7.2 Future Directions

The first next step would be to include more interactive components to the analyses to highlight the findings and engage readers.

Some current findings in the analyses are not evident enough. This suggests that there may be more factors that we should explore. Based on our results, any appearance features, such as the way participants talk and walk or their postures, are good candidates although these are not easily quantified. If possible, we also would like to conduct statistical tests to verify conclusions we found.

As mentioned in limitations section that things change over time, we find that this is a good topic that we can extend our project towards. If we could gather a similar set of data from the present time, we would like to run the same study on it and compare changes in trends.

7.3 Lesson Learned

There are a lot we have learned from working on this project. We are aware that interactive part is very important to engage readers. However, to create an interactive graph that can appropriately demonstrate our intent using D3 takes a lot longer time than we expected. Some of the graphs were dropped from the final version because we find static versions better suited our purpose.
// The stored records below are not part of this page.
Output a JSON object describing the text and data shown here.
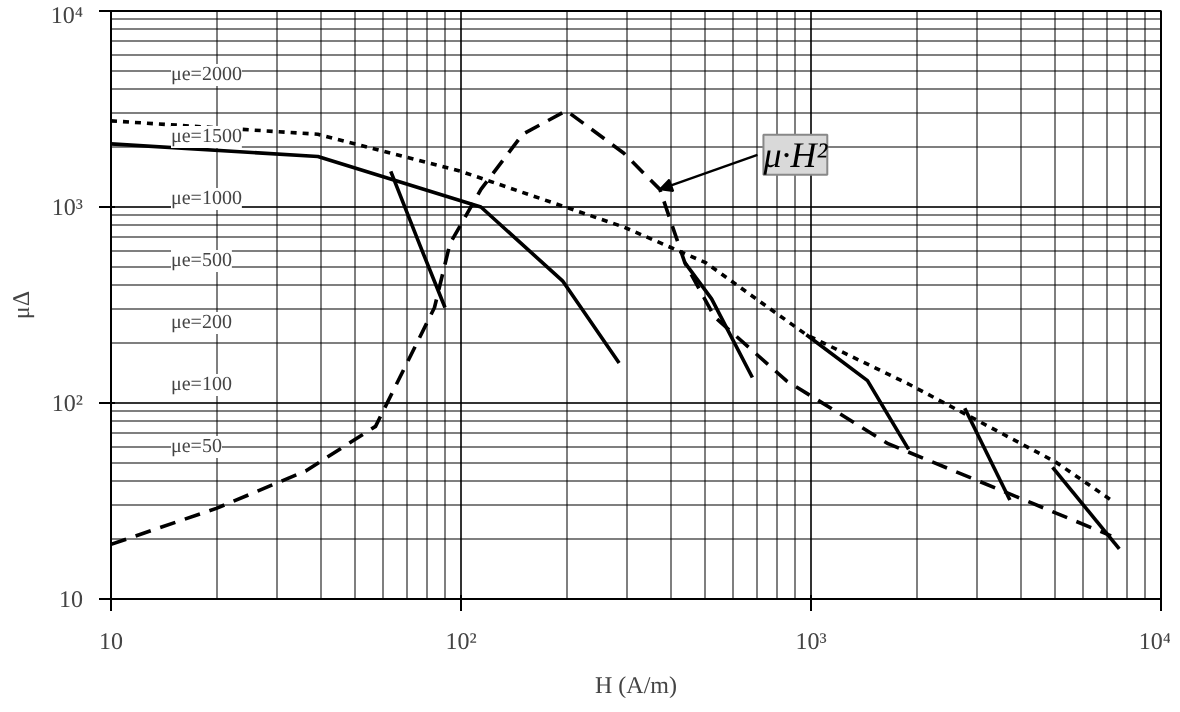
{
  "chart_data": {
    "type": "line",
    "xlabel": "H (A/m)",
    "ylabel": "μΔ",
    "log": "xy",
    "grid": true,
    "xlim": [
      10,
      10000
    ],
    "ylim": [
      10,
      10000
    ],
    "xticks": [
      10,
      {
        "value": 100,
        "label": "10²"
      },
      {
        "value": 1000,
        "label": "10³"
      },
      {
        "value": 10000,
        "label": "10⁴"
      }
    ],
    "yticks": [
      10,
      {
        "value": 100,
        "label": "10²"
      },
      {
        "value": 1000,
        "label": "10³"
      },
      {
        "value": 10000,
        "label": "10⁴"
      }
    ],
    "series": [
      {
        "color": "#000000",
        "line_style": "dotted",
        "x": [
          10,
          39,
          100,
          292,
          500,
          970,
          1900,
          5000,
          7200
        ],
        "values": [
          2750,
          2350,
          1520,
          790,
          520,
          223,
          125,
          50,
          32
        ]
      },
      {
        "color": "#000000",
        "line_style": "solid",
        "x": [
          10,
          39,
          114,
          195,
          283
        ],
        "values": [
          2100,
          1810,
          1000,
          420,
          160
        ]
      },
      {
        "color": "#000000",
        "line_style": "solid",
        "x": [
          63,
          76,
          90
        ],
        "values": [
          1520,
          650,
          307
        ]
      },
      {
        "color": "#000000",
        "line_style": "solid",
        "x": [
          436,
          520,
          680
        ],
        "values": [
          520,
          340,
          135
        ]
      },
      {
        "color": "#000000",
        "line_style": "solid",
        "x": [
          970,
          1450,
          1900
        ],
        "values": [
          223,
          130,
          58
        ]
      },
      {
        "color": "#000000",
        "line_style": "solid",
        "x": [
          2750,
          3700
        ],
        "values": [
          94,
          32
        ]
      },
      {
        "color": "#000000",
        "line_style": "solid",
        "x": [
          4900,
          7600
        ],
        "values": [
          47,
          18
        ]
      },
      {
        "color": "#000000",
        "line_style": "dashed",
        "x": [
          10,
          20,
          36,
          57,
          84,
          93,
          114,
          150,
          200,
          292,
          370,
          436,
          530,
          850,
          1660,
          4250,
          7200
        ],
        "values": [
          19,
          29,
          45,
          76,
          307,
          650,
          1230,
          2350,
          3100,
          1880,
          1230,
          520,
          275,
          130,
          62,
          31,
          21
        ]
      }
    ],
    "annotations": [
      {
        "text": "μ·H²",
        "x": 370,
        "y": 1230
      },
      "μe=2000",
      "μe=1500",
      "μe=1000",
      "μe=500",
      "μe=200",
      "μe=100",
      "μe=50"
    ]
  }
}
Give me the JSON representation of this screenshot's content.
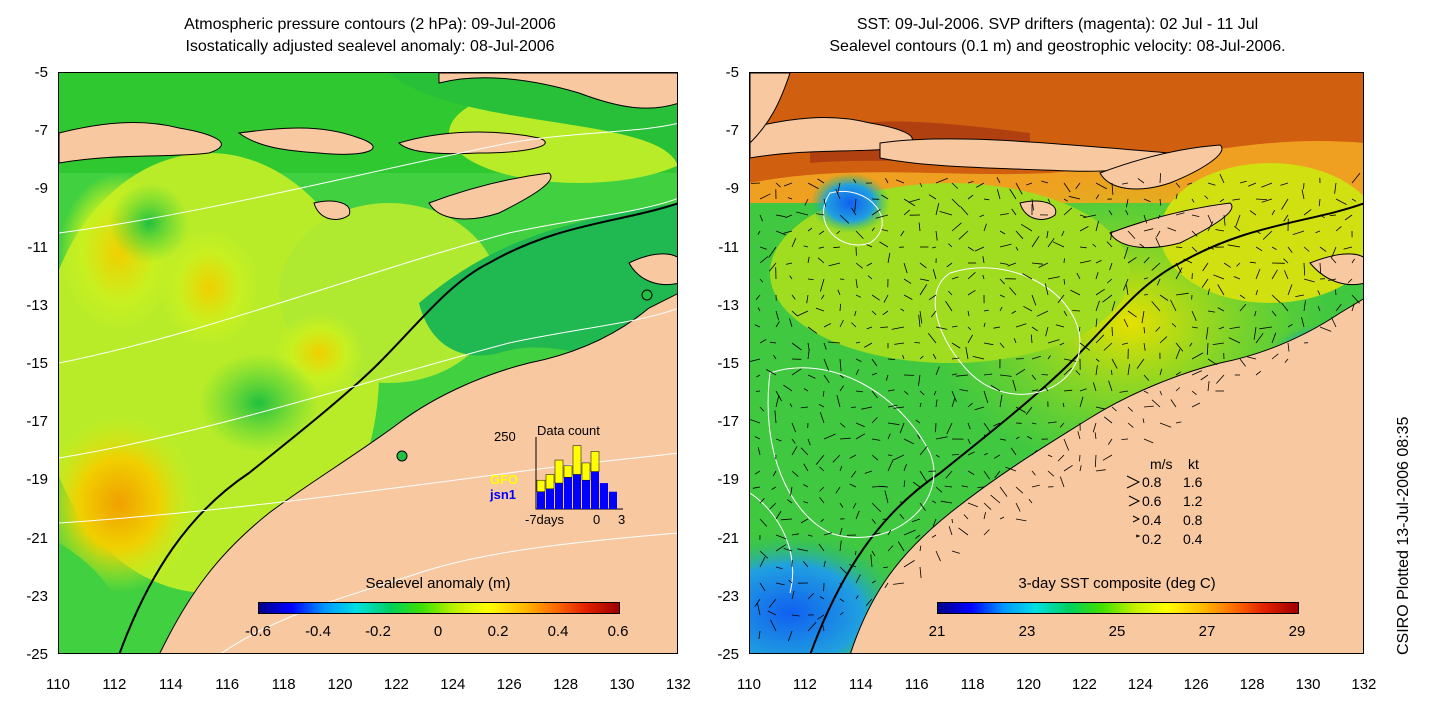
{
  "left_panel": {
    "title_line1": "Atmospheric pressure contours (2 hPa): 09-Jul-2006",
    "title_line2": "Isostatically adjusted sealevel anomaly: 08-Jul-2006",
    "colorbar": {
      "title": "Sealevel anomaly (m)",
      "ticks": [
        "-0.6",
        "-0.4",
        "-0.2",
        "0",
        "0.2",
        "0.4",
        "0.6"
      ],
      "colors": [
        "#00008b",
        "#0000ff",
        "#0096ff",
        "#00e0e0",
        "#00d060",
        "#40e000",
        "#c0f000",
        "#ffff00",
        "#ffc000",
        "#ff7000",
        "#e02000",
        "#a00000"
      ]
    },
    "histogram": {
      "title": "Data count",
      "ymax_label": "250",
      "satellite1": "GFO",
      "satellite1_color": "#ffff00",
      "satellite2": "jsn1",
      "satellite2_color": "#0000ff",
      "xlabel_left": "-7days",
      "xlabel_mid": "0",
      "xlabel_right": "3",
      "jsn1_counts": [
        60,
        70,
        90,
        110,
        120,
        100,
        130,
        90,
        60
      ],
      "gfo_counts": [
        40,
        50,
        80,
        40,
        100,
        60,
        70,
        0,
        0
      ]
    }
  },
  "right_panel": {
    "title_line1": "SST: 09-Jul-2006. SVP drifters (magenta): 02 Jul - 11 Jul",
    "title_line2": "Sealevel contours (0.1 m) and geostrophic velocity: 08-Jul-2006.",
    "colorbar": {
      "title": "3-day SST composite (deg C)",
      "ticks": [
        "21",
        "23",
        "25",
        "27",
        "29"
      ],
      "colors": [
        "#00008b",
        "#0000ff",
        "#0096ff",
        "#00e0e0",
        "#00d060",
        "#40e000",
        "#c0f000",
        "#ffff00",
        "#ffc000",
        "#ff7000",
        "#e02000",
        "#a00000"
      ]
    },
    "velocity_legend": {
      "header_ms": "m/s",
      "header_kt": "kt",
      "rows": [
        {
          "ms": "0.8",
          "kt": "1.6"
        },
        {
          "ms": "0.6",
          "kt": "1.2"
        },
        {
          "ms": "0.4",
          "kt": "0.8"
        },
        {
          "ms": "0.2",
          "kt": "0.4"
        }
      ]
    }
  },
  "axes": {
    "y_labels": [
      "-5",
      "-7",
      "-9",
      "-11",
      "-13",
      "-15",
      "-17",
      "-19",
      "-21",
      "-23",
      "-25"
    ],
    "x_labels": [
      "110",
      "112",
      "114",
      "116",
      "118",
      "120",
      "122",
      "124",
      "126",
      "128",
      "130",
      "132"
    ]
  },
  "credit": "CSIRO Plotted 13-Jul-2006 08:35",
  "colors": {
    "land": "#f8c8a0",
    "ocean_green": "#40d040",
    "ocean_yellow": "#d0f020",
    "sst_warm": "#e07010",
    "sst_cool": "#2080ff"
  }
}
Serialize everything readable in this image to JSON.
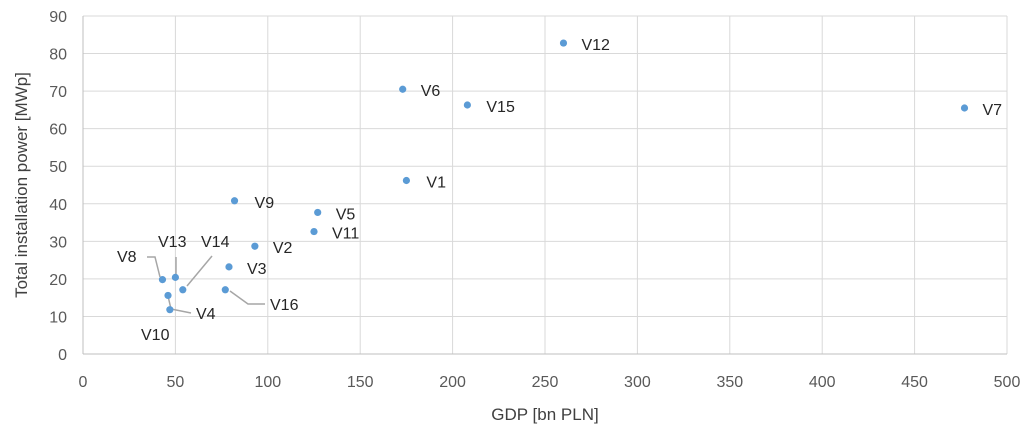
{
  "chart_data": {
    "type": "scatter",
    "title": "",
    "xlabel": "GDP [bn PLN]",
    "ylabel": "Total installation power [MWp]",
    "xlim": [
      0,
      500
    ],
    "ylim": [
      0,
      90
    ],
    "x_ticks": [
      0,
      50,
      100,
      150,
      200,
      250,
      300,
      350,
      400,
      450,
      500
    ],
    "y_ticks": [
      0,
      10,
      20,
      30,
      40,
      50,
      60,
      70,
      80,
      90
    ],
    "grid": true,
    "legend": "none",
    "colors": {
      "point": "#5b9bd5",
      "grid": "#d9d9d9",
      "leader": "#a6a6a6"
    },
    "points": [
      {
        "label": "V1",
        "x": 175,
        "y": 46.2
      },
      {
        "label": "V2",
        "x": 93,
        "y": 28.7
      },
      {
        "label": "V3",
        "x": 79,
        "y": 23.2
      },
      {
        "label": "V4",
        "x": 46,
        "y": 15.6
      },
      {
        "label": "V5",
        "x": 127,
        "y": 37.7
      },
      {
        "label": "V6",
        "x": 173,
        "y": 70.5
      },
      {
        "label": "V7",
        "x": 477,
        "y": 65.5
      },
      {
        "label": "V8",
        "x": 43,
        "y": 19.8
      },
      {
        "label": "V9",
        "x": 82,
        "y": 40.8
      },
      {
        "label": "V10",
        "x": 47,
        "y": 11.8
      },
      {
        "label": "V11",
        "x": 125,
        "y": 32.6
      },
      {
        "label": "V12",
        "x": 260,
        "y": 82.8
      },
      {
        "label": "V13",
        "x": 50,
        "y": 20.4
      },
      {
        "label": "V14",
        "x": 54,
        "y": 17.1
      },
      {
        "label": "V15",
        "x": 208,
        "y": 66.3
      },
      {
        "label": "V16",
        "x": 77,
        "y": 17.1
      }
    ]
  }
}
GitHub can be a very useful resource when working collaboratively, but at the same time, it can cause a number of issues that require us some times to fix. We have to overwrite the entire remote master branch to get over some problems.

When we move from EDA to presentation, we find that choosing appropriate forms of graphs is greatly critical. We need to pick presentations for the results that are easy for readers to understand. Nonetheless, we sometimes find that presentations that highlight the results the most are not comprehensive. It is hard to judge where is the right balance between easy-to-read and impactful outcomes.